Amo il silenzio, e non perché odio le parole, al contrario. Se il cane abbaia e la vicina urla ho utilissimi tappi di gomma, che mi trasportano magicamente in un’altra dimensione, così m’immergo nella lettura; può essere quella di un libro o di una rivista, qualsiasi cosa abbia odore di carta e sia scritta da chi usa ancora sporcare il foglio con pensieri propri.

Il web è il grande inganno del secolo; ci ha fatto credere di essere più vicini, di poter comunicare con tutto il mondo con un solo click e, invece, siamo lontani anni luce da chi vive a pochi centimetri da noi e dal nostro ego.

Quando navighiamo su Internet, un algoritmo decide a quali informazioni possiamo o non possiamo accedere, cosa guarderemo, cosa compreremo e cosa snifferemo. Non sono contro nessun proibizionismo, credo solo che un essere umano debba decidere da solo e vivere come il buon Dio l’ha creato: libero, condizione ideale per scegliere veramente.

L’informazione, oggi è nella maggior parte dei casi “influenza”, non ci danno più i consigli per gli acquisti, ci influenzano. Il messaggio è chiaro: “Guarda come sono bello e felice, vuoi essere come me?”

Sul foglio di carta, almeno non lampeggia la scritta che mi invita a investire in bitcoin, per cui non guadagnerò, né perderò, e senza connessione non sarò in balia di algoritmi che non sanno un cavolo di me. Non voglio che la mia vita sia governata da complicati procedimenti di calcolo. In compenso godrò di qualche ora di assoluto benessere, leggendo e scrivendo con la penna (quella senza piuma, non esageriamo con l’era della pietra). Sembrerà arcaico scrivere senza tasti e leggere un giornale in carne e papiro, ma il tanto decantato progresso è solo un falso allarme, un perfetto tarocco; suona strano ma, per certi aspetti non siamo avanti per nulla, evoluti neanche a pensarlo, lo erano molto di più i nostri nonni. L’emancipazione percepita attraverso tablet, pc e smartphone è la più grande balla di tutti i tempi, la verità è che fra le mani abbiamo la clava (o qualcosa di molto simile). Nonostante l’avanguardia tecnologica restiamo sempre senza memoria. Il progresso non va mai di pari passo con ciò che amiamo chiamare evoluzione umana, anzi sembra quasi essere il contrario (siamo violenti, brutali, superficiali, ignoranti, arroganti: esagero?).
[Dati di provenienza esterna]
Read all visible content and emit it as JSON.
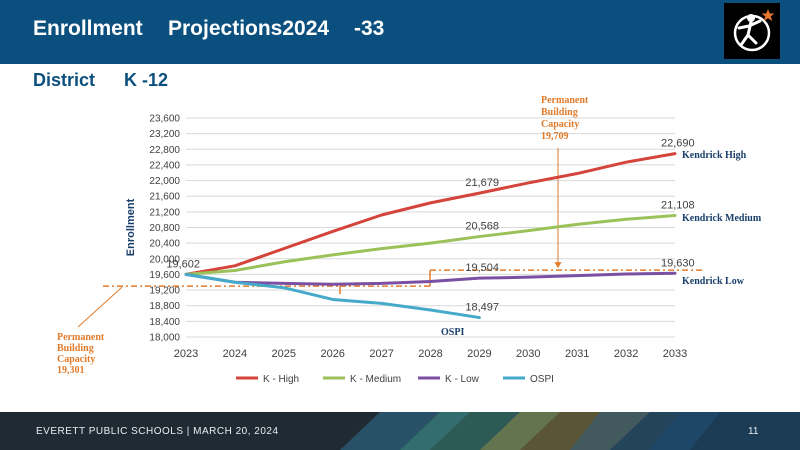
{
  "header": {
    "title_part1": "Enrollment",
    "title_part2": "Projections2024",
    "title_part3": "-33"
  },
  "subtitle": {
    "part1": "District",
    "part2": "K -12"
  },
  "chart_data": {
    "type": "line",
    "ylabel": "Enrollment",
    "xlabel": "",
    "title": "",
    "ylim": [
      18000,
      23600
    ],
    "yticks": [
      18000,
      18400,
      18800,
      19200,
      19600,
      20000,
      20400,
      20800,
      21200,
      21600,
      22000,
      22400,
      22800,
      23200,
      23600
    ],
    "ytick_labels": [
      "18,000",
      "18,400",
      "18,800",
      "19,200",
      "19,600",
      "20,000",
      "20,400",
      "20,800",
      "21,200",
      "21,600",
      "22,000",
      "22,400",
      "22,800",
      "23,200",
      "23,600"
    ],
    "x": [
      2023,
      2024,
      2025,
      2026,
      2027,
      2028,
      2029,
      2030,
      2031,
      2032,
      2033
    ],
    "grid": "horizontal",
    "legend": "bottom",
    "series": [
      {
        "name": "K - High",
        "color": "#d4443a",
        "x": [
          2023,
          2024,
          2025,
          2026,
          2027,
          2028,
          2029,
          2030,
          2031,
          2032,
          2033
        ],
        "values": [
          19602,
          19820,
          20260,
          20700,
          21120,
          21430,
          21679,
          21940,
          22180,
          22470,
          22690
        ]
      },
      {
        "name": "K - Medium",
        "color": "#9bc25a",
        "x": [
          2023,
          2024,
          2025,
          2026,
          2027,
          2028,
          2029,
          2030,
          2031,
          2032,
          2033
        ],
        "values": [
          19602,
          19700,
          19920,
          20100,
          20260,
          20400,
          20568,
          20720,
          20880,
          21010,
          21108
        ]
      },
      {
        "name": "K - Low",
        "color": "#7b4fa3",
        "x": [
          2023,
          2024,
          2025,
          2026,
          2027,
          2028,
          2029,
          2030,
          2031,
          2032,
          2033
        ],
        "values": [
          19602,
          19400,
          19370,
          19350,
          19370,
          19420,
          19504,
          19530,
          19570,
          19610,
          19630
        ]
      },
      {
        "name": "OSPI",
        "color": "#45aac9",
        "x": [
          2023,
          2024,
          2025,
          2026,
          2027,
          2028,
          2029
        ],
        "values": [
          19602,
          19400,
          19260,
          18960,
          18860,
          18690,
          18497
        ]
      }
    ],
    "data_labels": [
      {
        "series": 0,
        "x": 2023,
        "y": 19602,
        "text": "19,602",
        "anchor": "end"
      },
      {
        "series": 0,
        "x": 2029,
        "y": 21679,
        "text": "21,679",
        "anchor": "start"
      },
      {
        "series": 0,
        "x": 2033,
        "y": 22690,
        "text": "22,690",
        "anchor": "start"
      },
      {
        "series": 1,
        "x": 2029,
        "y": 20568,
        "text": "20,568",
        "anchor": "start"
      },
      {
        "series": 1,
        "x": 2033,
        "y": 21108,
        "text": "21,108",
        "anchor": "start"
      },
      {
        "series": 2,
        "x": 2029,
        "y": 19504,
        "text": "19,504",
        "anchor": "start"
      },
      {
        "series": 2,
        "x": 2033,
        "y": 19630,
        "text": "19,630",
        "anchor": "start"
      },
      {
        "series": 3,
        "x": 2029,
        "y": 18497,
        "text": "18,497",
        "anchor": "start"
      }
    ],
    "series_end_labels": [
      {
        "text": "Kendrick   High",
        "series": 0
      },
      {
        "text": "Kendrick   Medium",
        "series": 1
      },
      {
        "text": "Kendrick   Low",
        "series": 2
      }
    ],
    "ospi_label": "OSPI",
    "capacity_current": {
      "label_lines": [
        "Permanent",
        "Building",
        "Capacity",
        "19,301"
      ],
      "value": 19301,
      "color": "#e07b2b"
    },
    "capacity_future": {
      "label_lines": [
        "Permanent",
        "Building",
        "Capacity",
        "19,709"
      ],
      "value": 19709,
      "start_x": 2028,
      "color": "#e07b2b"
    }
  },
  "footer": {
    "text": "EVERETT  PUBLIC  SCHOOLS   |   MARCH  20, 2024",
    "page_number": "11"
  }
}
La globalizzazione ha soffiato come un vento e ha trasportato tutte le nostre miserie in giro per il mondo; siamo meno ricchi (ovvero la ricchezza si è trasferita nelle mani di pochi), sempre meno uguali, e per finire non c’è nessuna liberté, égalité, fraternité fra i popoli. Inutile sarebbe elencare le conquiste dello spazio, la ricerca della vita su Marte e di altri esseri simili a noi; bene, io credo che anche sulla terra ci sia vita e persone in carne e ossa che ci somigliano proprio tanto, anche se questo non ci piace (e ciò lo potrebbe affermare qualsiasi marziano).
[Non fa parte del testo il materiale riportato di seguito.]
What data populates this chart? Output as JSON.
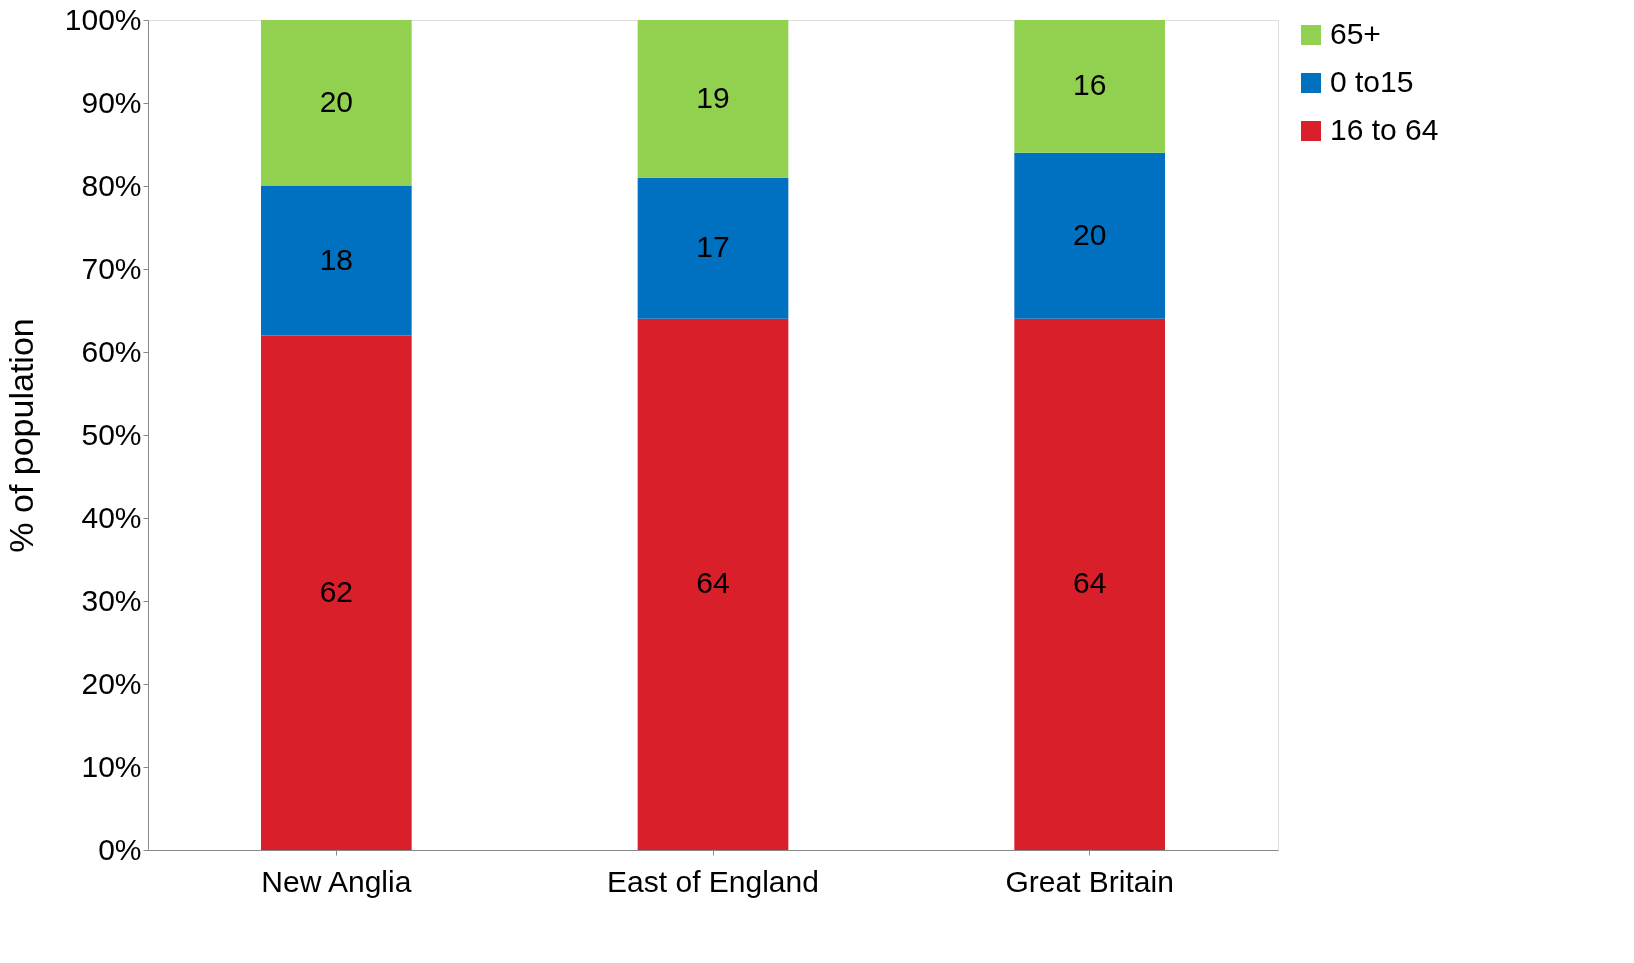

Il senso del “non fare agli altri quello che non vorresti fosse fatto a te”, paradossalmente pronunciato più di duemila anni fa (e che ancora non abbiamo imparato) è un modo come un altro per affermare che nonostante le differenze siamo simili (forse la diversità è la vera ricchezza che dovrebbe essere globalizzata). La gente ama riflettersi negli altri, e solo quando quell’immagine corrisponde a successo e realizzazione tutti si riconoscono.
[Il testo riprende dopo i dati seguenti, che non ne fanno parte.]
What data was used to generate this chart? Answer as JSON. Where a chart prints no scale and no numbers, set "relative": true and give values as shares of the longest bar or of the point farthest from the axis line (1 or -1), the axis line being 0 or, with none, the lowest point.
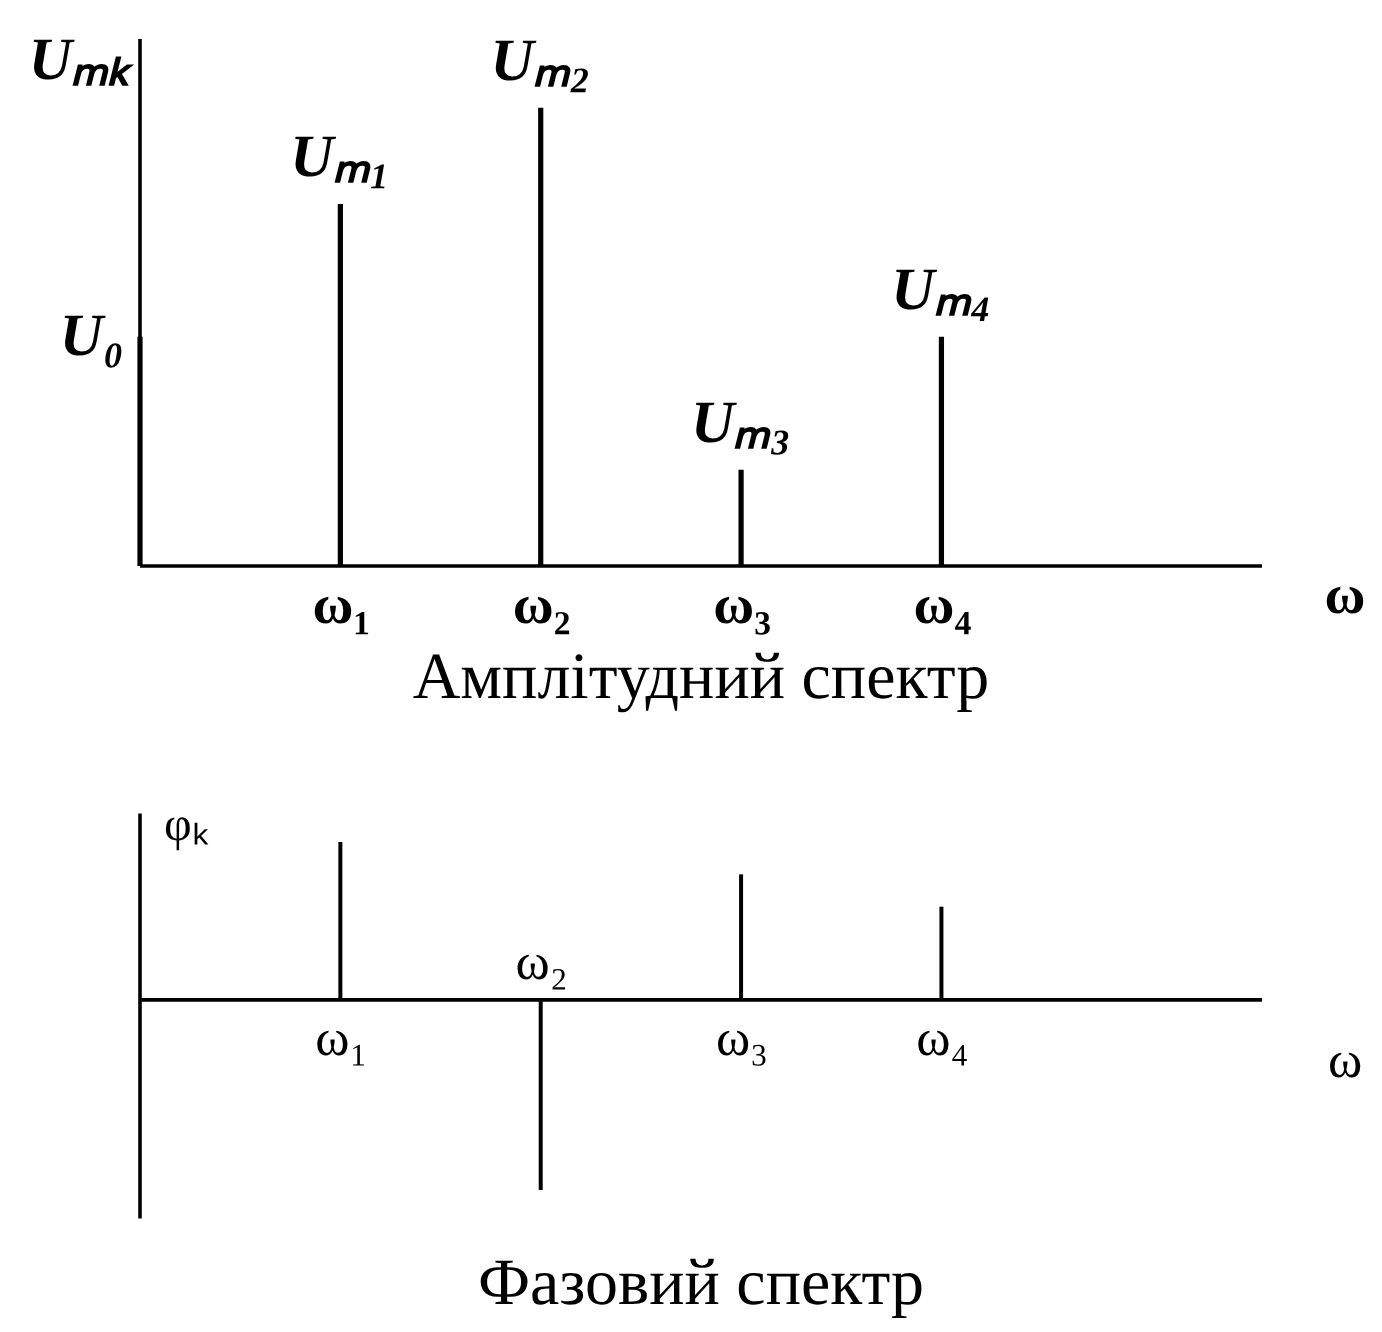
{
  "chart_data": [
    {
      "type": "bar",
      "title": "Амплітудний спектр",
      "xlabel": "ω",
      "ylabel": "Uₘₖ",
      "categories": [
        null,
        "ω₁",
        "ω₂",
        "ω₃",
        "ω₄"
      ],
      "values": [
        0.5,
        0.79,
        1,
        0.21,
        0.5
      ],
      "color": "#000000",
      "relative": true,
      "annotations": [
        "U₀",
        "Uₘ₁",
        "Uₘ₂",
        "Uₘ₃",
        "Uₘ₄"
      ]
    },
    {
      "type": "bar",
      "title": "Фазовий спектр",
      "xlabel": "ω",
      "ylabel": "φₖ",
      "categories": [
        "ω₁",
        "ω₂",
        "ω₃",
        "ω₄"
      ],
      "values": [
        0.83,
        -1,
        0.66,
        0.49
      ],
      "color": "#000000",
      "relative": true
    }
  ]
}
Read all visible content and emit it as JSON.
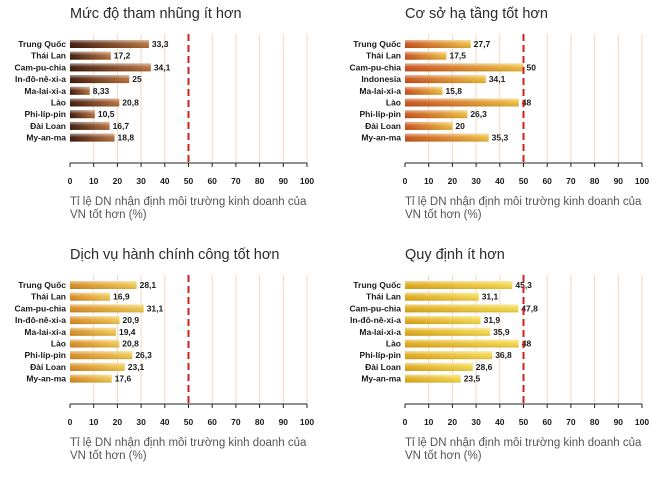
{
  "chart_data": [
    {
      "type": "bar",
      "orientation": "horizontal",
      "title": "Mức độ tham nhũng ít hơn",
      "caption": "Tỉ lệ DN nhận định môi trường kinh doanh của VN tốt hơn (%)",
      "categories": [
        "Trung Quốc",
        "Thái Lan",
        "Cam-pu-chia",
        "In-đô-nê-xi-a",
        "Ma-lai-xi-a",
        "Lào",
        "Phi-líp-pin",
        "Đài Loan",
        "My-an-ma"
      ],
      "values": [
        33.3,
        17.2,
        34.1,
        25,
        8.33,
        20.8,
        10.5,
        16.7,
        18.8
      ],
      "labels": [
        "33,3",
        "17,2",
        "34,1",
        "25",
        "8,33",
        "20,8",
        "10,5",
        "16,7",
        "18,8"
      ],
      "xlim": [
        0,
        100
      ],
      "ticks": [
        "0",
        "10",
        "20",
        "30",
        "40",
        "50",
        "60",
        "70",
        "80",
        "90",
        "100"
      ],
      "reference_line": 50,
      "colors": {
        "start": "#3d1508",
        "end": "#b8703a",
        "highlight": "#d8b089"
      }
    },
    {
      "type": "bar",
      "orientation": "horizontal",
      "title": "Cơ sở hạ tầng tốt hơn",
      "caption": "Tỉ lệ DN nhận định môi trường kinh doanh của VN tốt hơn (%)",
      "categories": [
        "Trung Quốc",
        "Thái Lan",
        "Cam-pu-chia",
        "Indonesia",
        "Ma-lai-xi-a",
        "Lào",
        "Phi-líp-pin",
        "Đài Loan",
        "My-an-ma"
      ],
      "values": [
        27.7,
        17.5,
        50,
        34.1,
        15.8,
        48,
        26.3,
        20,
        35.3
      ],
      "labels": [
        "27,7",
        "17,5",
        "50",
        "34,1",
        "15,8",
        "48",
        "26,3",
        "20",
        "35,3"
      ],
      "xlim": [
        0,
        100
      ],
      "ticks": [
        "0",
        "10",
        "20",
        "30",
        "40",
        "50",
        "60",
        "70",
        "80",
        "90",
        "100"
      ],
      "reference_line": 50,
      "colors": {
        "start": "#c8501a",
        "end": "#eebc3a",
        "highlight": "#f6dc8c"
      }
    },
    {
      "type": "bar",
      "orientation": "horizontal",
      "title": "Dịch vụ hành chính công tốt hơn",
      "caption": "Tỉ lệ DN nhận định môi trường kinh doanh của VN tốt hơn (%)",
      "categories": [
        "Trung Quốc",
        "Thái Lan",
        "Cam-pu-chia",
        "In-đô-nê-xi-a",
        "Ma-lai-xi-a",
        "Lào",
        "Phi-líp-pin",
        "Đài Loan",
        "My-an-ma"
      ],
      "values": [
        28.1,
        16.9,
        31.1,
        20.9,
        19.4,
        20.8,
        26.3,
        23.1,
        17.6
      ],
      "labels": [
        "28,1",
        "16,9",
        "31,1",
        "20,9",
        "19,4",
        "20,8",
        "26,3",
        "23,1",
        "17,6"
      ],
      "xlim": [
        0,
        100
      ],
      "ticks": [
        "0",
        "10",
        "20",
        "30",
        "40",
        "50",
        "60",
        "70",
        "80",
        "90",
        "100"
      ],
      "reference_line": 50,
      "colors": {
        "start": "#d8891e",
        "end": "#f0c850",
        "highlight": "#fae6a0"
      }
    },
    {
      "type": "bar",
      "orientation": "horizontal",
      "title": "Quy định ít hơn",
      "caption": "Tỉ lệ DN nhận định môi trường kinh doanh của VN tốt hơn (%)",
      "categories": [
        "Trung Quốc",
        "Thái Lan",
        "Cam-pu-chia",
        "In-đô-nê-xi-a",
        "Ma-lai-xi-a",
        "Lào",
        "Phi-líp-pin",
        "Đài Loan",
        "My-an-ma"
      ],
      "values": [
        45.3,
        31.1,
        47.8,
        31.9,
        35.9,
        48,
        36.8,
        28.6,
        23.5
      ],
      "labels": [
        "45,3",
        "31,1",
        "47,8",
        "31,9",
        "35,9",
        "48",
        "36,8",
        "28,6",
        "23,5"
      ],
      "xlim": [
        0,
        100
      ],
      "ticks": [
        "0",
        "10",
        "20",
        "30",
        "40",
        "50",
        "60",
        "70",
        "80",
        "90",
        "100"
      ],
      "reference_line": 50,
      "colors": {
        "start": "#e0a818",
        "end": "#f5d84a",
        "highlight": "#fbeea8"
      }
    }
  ]
}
A nessuno piace guardare un vecchio, un povero o un fallito perché non riuscirebbe mai a vedere un proprio simile, lo sguardo si ferma e l’anima non sa andare oltre, resta intrappolata fra le tristi mura dell’apparenza. Molti anche quando si guardano in uno specchio vero non vedono nulla; questa è la dolorosa condanna del secolo delle connessioni, degli algoritmi e di specchi che non riflettono. L’unica speranza di salvezza sono i sogni veri e il ritorno a un’antica abitudine ormai quasi scomparsa: il pensiero.